Thank you very much Christine and Daniel for your helpful discussion. I think this line is really what answers my question:
So, for the policyfile focused stuff, I opted to make it work more like `knife bootstrap` and `knife cloud create`
That means you specifically were looking at the case where a provisioning recipe handles just one machine. I don't think I will bother with the "chef provision" tool in that case, since I don't want to have to enforce that "one machine per recipe" rule in our code, and the allure of chef-provisioning for us is being able to use it to bring up whole "Stacks" of related machines (what Christine called 'topologies' I think).
I did think about clustering scenarios when I was writing `chef provision`, but it turns out that it can be complicated depending on what the exact use case is. Do you want a “throwaway” cluster to integration-test your cookbooks as a whole? How do you keep different developers’ throwaway clusters from conflicting with each other?
So far my solution to this (though we haven't worked with it for long enough to say if it's a good one long term) is to require ENV['DEPLOYMENTID'] exist and use it in the name of every chef_provisioning resource. That way, each deployment of a stack has it's own machine names and can be managed as a distinct entity of related machines.
The workflow I've settled on is similar to how Daniel describes it:
1. Set up the policyfile
2. Install/Update/Push the policyfile
3. Write chef-provisioning code to set up machines to use a named policyfile
4. Run the provisioning recipes with something like `chef-client -z -o my-provisioning::mystack`
This thread was about whether I should be using 'chef provision' in step #4 because running chef-zero or chef-solo on my provisioning node feels weird.

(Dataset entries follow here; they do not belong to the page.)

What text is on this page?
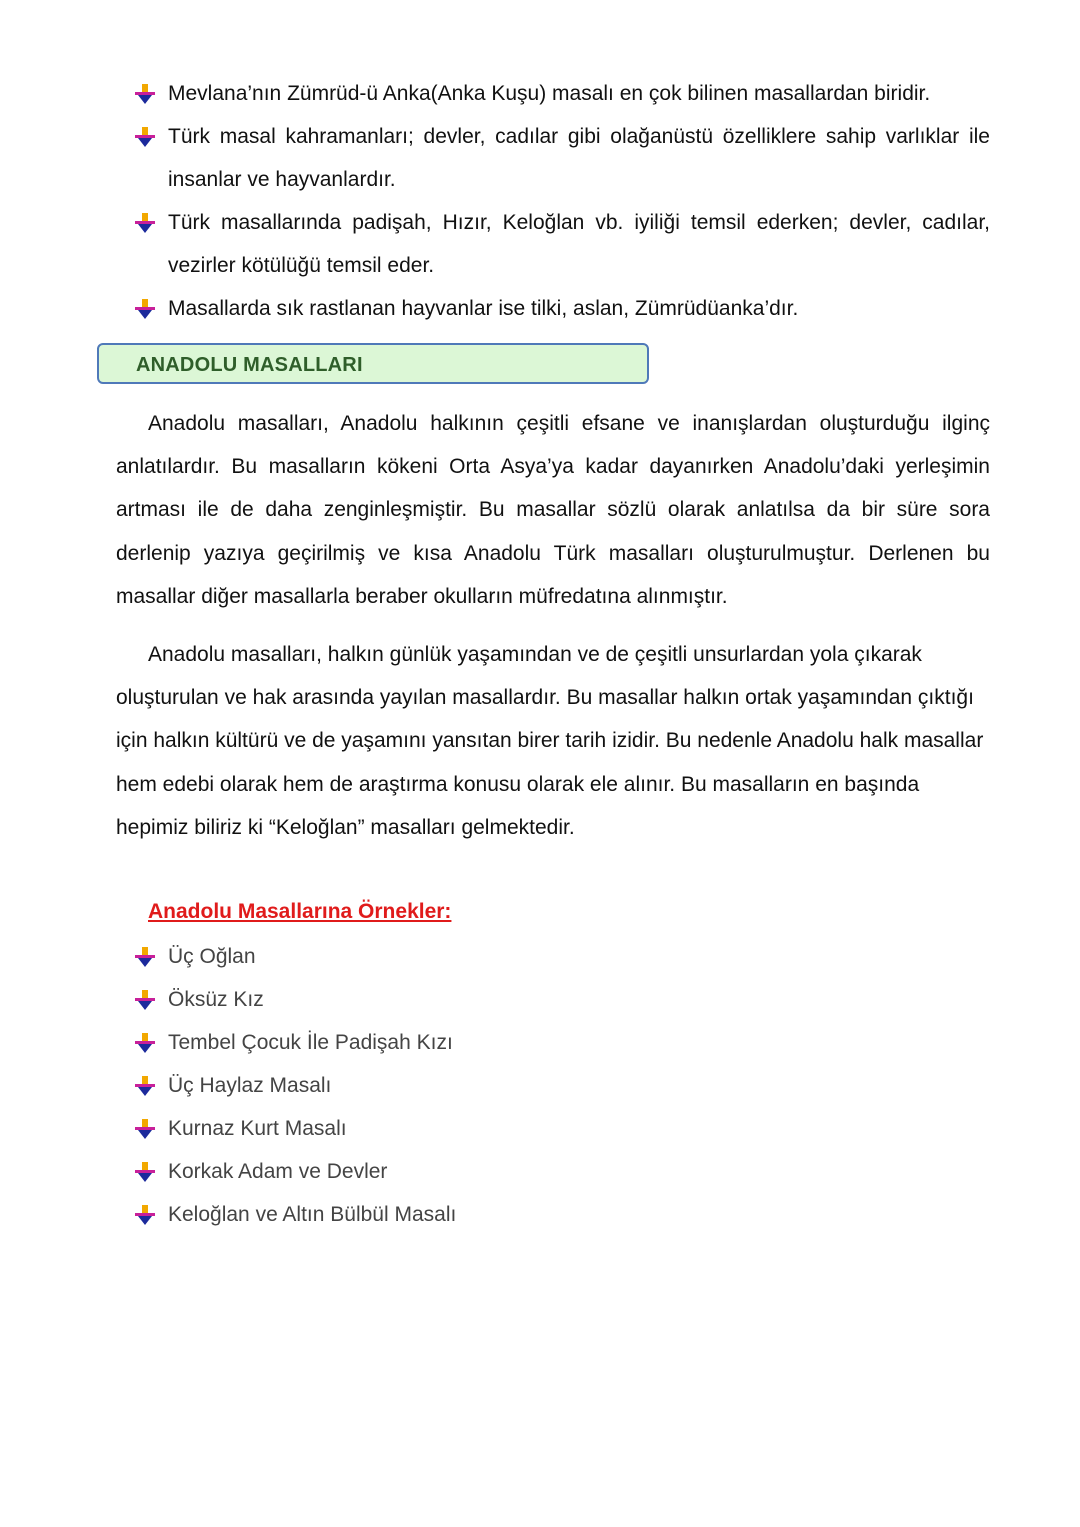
Mevlana’nın Zümrüd-ü Anka(Anka Kuşu) masalı en çok bilinen masallardan biridir.
Türk masal kahramanları; devler, cadılar gibi olağanüstü özelliklere sahip varlıklar ile insanlar ve hayvanlardır.
Türk masallarında padişah, Hızır, Keloğlan vb. iyiliği temsil ederken; devler, cadılar, vezirler kötülüğü temsil eder.
Masallarda sık rastlanan hayvanlar ise tilki, aslan, Zümrüdüanka’dır.
ANADOLU MASALLARI

Anadolu masalları, Anadolu halkının çeşitli efsane ve inanışlardan oluşturduğu ilginç anlatılardır. Bu masalların kökeni Orta Asya’ya kadar dayanırken Anadolu’daki yerleşimin artması ile de daha zenginleşmiştir. Bu masallar sözlü olarak anlatılsa da bir süre sora derlenip yazıya geçirilmiş ve kısa Anadolu Türk masalları oluşturulmuştur. Derlenen bu masallar diğer masallarla beraber okulların müfredatına alınmıştır.

Anadolu masalları, halkın günlük yaşamından ve de çeşitli unsurlardan yola çıkarak oluşturulan ve hak arasında yayılan masallardır. Bu masallar halkın ortak yaşamından çıktığı için halkın kültürü ve de yaşamını yansıtan birer tarih izidir. Bu nedenle Anadolu halk masallar hem edebi olarak hem de araştırma konusu olarak ele alınır. Bu masalların en başında hepimiz biliriz ki “Keloğlan” masalları gelmektedir.

Anadolu Masallarına Örnekler:
Üç Oğlan
Öksüz Kız
Tembel Çocuk İle Padişah Kızı
Üç Haylaz Masalı
Kurnaz Kurt Masalı
Korkak Adam ve Devler
Keloğlan ve Altın Bülbül Masalı
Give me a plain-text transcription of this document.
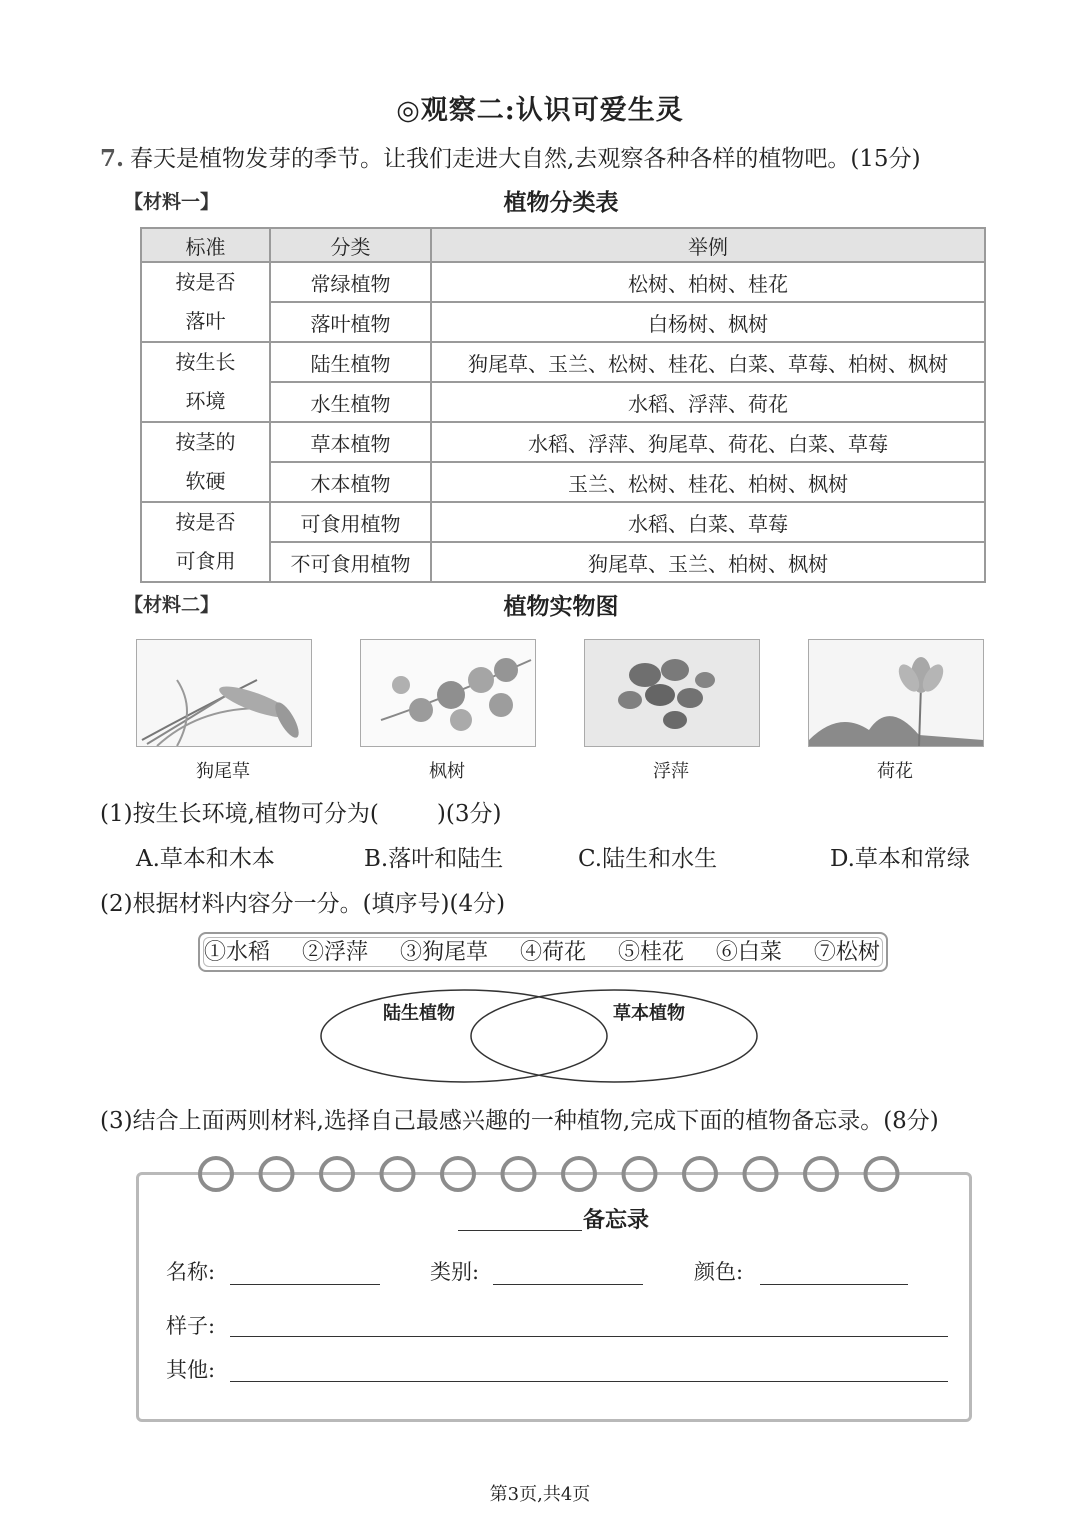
◎观察二:认识可爱生灵
7. 春天是植物发芽的季节。让我们走进大自然,去观察各种各样的植物吧。(15分)
【材料一】	植物分类表
标准	分类	举例
按是否
落叶	常绿植物	松树、柏树、桂花
	落叶植物	白杨树、枫树
按生长
环境	陆生植物	狗尾草、玉兰、松树、桂花、白菜、草莓、柏树、枫树
	水生植物	水稻、浮萍、荷花
按茎的
软硬	草本植物	水稻、浮萍、狗尾草、荷花、白菜、草莓
	木本植物	玉兰、松树、桂花、柏树、枫树
按是否
可食用	可食用植物	水稻、白菜、草莓
	不可食用植物	狗尾草、玉兰、柏树、枫树
【材料二】	植物实物图
狗尾草	枫树	浮萍	荷花
(1)按生长环境,植物可分为(	)(3分)
A.草本和木本	B.落叶和陆生	C.陆生和水生	D.草本和常绿
(2)根据材料内容分一分。(填序号)(4分)
①水稻 ②浮萍 ③狗尾草 ④荷花 ⑤桂花 ⑥白菜 ⑦松树
陆生植物	草本植物
(3)结合上面两则材料,选择自己最感兴趣的一种植物,完成下面的植物备忘录。(8分)
备忘录
名称:	类别:	颜色:
样子:
其他:
第3页,共4页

For step 3, I've done a more cookbook-heavy version of Daniel's suggestion:
From there, you need to set the policy_group and policy_name on the nodes via the client.rb (not sure how well this is documented, but you can pass configuration as a string with { chef_config: “your client.rb content” } as convergence_options)
Here's what I do:
default['my-provisioning']['node_attrs'] = {
:chef_client => {
:config => {
:use_policyfile => true,
:policy_document_native_api => true,
:policy_group => 'mypolicygroup',
:policy_name => 'mypolicy'
} } }
machine "mymachine-#{ENV['DEPLOYMENTID']}" do
run_list ['recipe[chef-client]', 'recipe[chef-client::config]']
attributes node['my-provisioning']['node_attrs'].merge(
:mycookbooks => {
:config => {
:stuff => 'values'
} } )
end
This uses the chef-client cookbook to set up the policyfile mode for the node. Actual control of the run_list is in the policyfile.
There are some downsides to this:
* You need to run a second converge on the node in order to get it running the right run_list; so that can either happen automatically via chef-client service config, or you can add the second converge right in your chef-provisioning recipe.
* IIRC, subsequent executions of the the provisioning recipe don't actually run the real run_list, they just ensure that it's still set up for the right policy
* You need to serve a version of the chef-client cookbook without the benefit of policyfile locking
* Your run_list is separate from your machine definition, which is a bit awkward, leaving all your machines with the same uninformative run_list specification in your provisioning recipes
I think I will experiment with using 'chef_config: “your client.rb content”' instead of the chef-client cookbook, it might cut down a bit on complexity.
Thanks again, this is exactly what I was looking for from this thread. I would be interested in hearing any additional thoughts about my workflow and especially any insight to how you see the co-ordination between these tools evolving in the next year or so.